There is one other biasing aspect that an update to MIPLIB 2010 does not fix and that is the emphasis on talking about integer programs as MPS files.  Once an instance is in an MPS file, it is often extremely difficult to back out the underlying structure.  Our constraint programming brethren are happy to talk about formulations with global constraints like alldifferent and to have codes that explicitly take advantage of those structures. I do wonder if we would be better at solving integer programs if we talked about them as higher-level structures (like tour(x1,x2,x3) and matching(x,y) and other common substructures).  By limiting ourselves to MPS format, the structures we exploit tend to be those easiest to find, like knapsack and setcovering).

But that is a topic for the future:  right now, we need to be sure MIPLIB 2010 is as varied and interesting as it can be!

## World Cup Forecast Pool, with a Twist

The Brazilian Society of Operations Research is organizing a competition for predicting the results of the group stage at the upcoming World Cup.  If you have to ask for which sport, you probably aren’t the target audience:  it is for football (aka soccer).  Many sites have such pools for many sports:  for US college basketball, the OR blogs are practically given over to the topic every March.

This competition is a bit different though:  you aren’t allowed to simply guess the winners of each game.  First, you need to give probabilities of win, loss or tie, with scoring based on squared errors.  Second, you need to use some sort of model to generate the predictions, and be willing to describe that model.  And no fair modifying your results to better fit your own ideas!  You need to stick to the model’s predictions.    There are three subcompetitions, with track A allowing fewer types of information than track B, and track C limited to members of the Brazilian OR society.

There is quite a bit of past data on the players and teams, so perhaps it is possible to create useful models.  I look forward to seeing the results.  Deadline for entries is June 7, with games starting June 11.

## Nurse, Nurse!
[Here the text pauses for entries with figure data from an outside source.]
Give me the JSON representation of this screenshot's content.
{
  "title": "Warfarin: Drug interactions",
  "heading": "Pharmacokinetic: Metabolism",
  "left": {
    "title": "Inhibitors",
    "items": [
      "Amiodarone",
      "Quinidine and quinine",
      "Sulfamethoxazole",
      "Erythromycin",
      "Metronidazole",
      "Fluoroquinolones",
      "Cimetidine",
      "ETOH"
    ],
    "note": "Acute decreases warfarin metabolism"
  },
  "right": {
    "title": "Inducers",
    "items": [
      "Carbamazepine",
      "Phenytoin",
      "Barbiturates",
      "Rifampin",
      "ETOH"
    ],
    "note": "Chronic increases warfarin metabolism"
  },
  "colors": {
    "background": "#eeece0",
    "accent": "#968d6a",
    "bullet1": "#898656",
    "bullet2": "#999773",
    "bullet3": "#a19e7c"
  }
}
Where’s my Nurse?

I am a sucker for competitions.  The people at PATAT (a conference series Practice and Theory of Automated Timetabling; I was co-chair for their 2004 conference, and a member of their steering committee for a few years) do a really good job at timetabling competitions.  I really liked their competition for the 2008 conference on course and exam timetabling.  I had some thoughts of using logical Benders’ to solve one of the problems but didn’t quite get my act together for it.  But I liked the problems and I liked the organization.

The next competition has just begin, though it is on an accelerated schedule.  The topic is nurse rostering and ends June 1, 2010.  This is an important practical problem:

Building good rosters for nurses in hospitals has received ample attention in recent years and is recognised as a difficult combinatorial optimisation problem with practical relevance. In hospitals much effort is spent producing solutions which are workable and of a high quality.

It is a nicely designed competition, but be aware that you can’t use commercial codes.  So those of us who use CPLEX/XPRESS/Gurobi as a linear or integer programming base are probably out of luck:

### Rule 5

Participants have to implement an algorithm to tackle the problem on a single processor machine; they can use any programming language. The use of third-party software is allowed under the following restrictions:

• it is free software
• it’s behaviour is (reasonably) documented
• it runs under a commonly-used operating system (Linux or Windows)

Working with COIN-OR is probably legal, under a broad definition of “reasonably documented”. But it is interesting that Mac operating systems are not deemed “commonly-used”.

Despite these caveats, I do recommend the competition, and perhaps will see you in Belfast!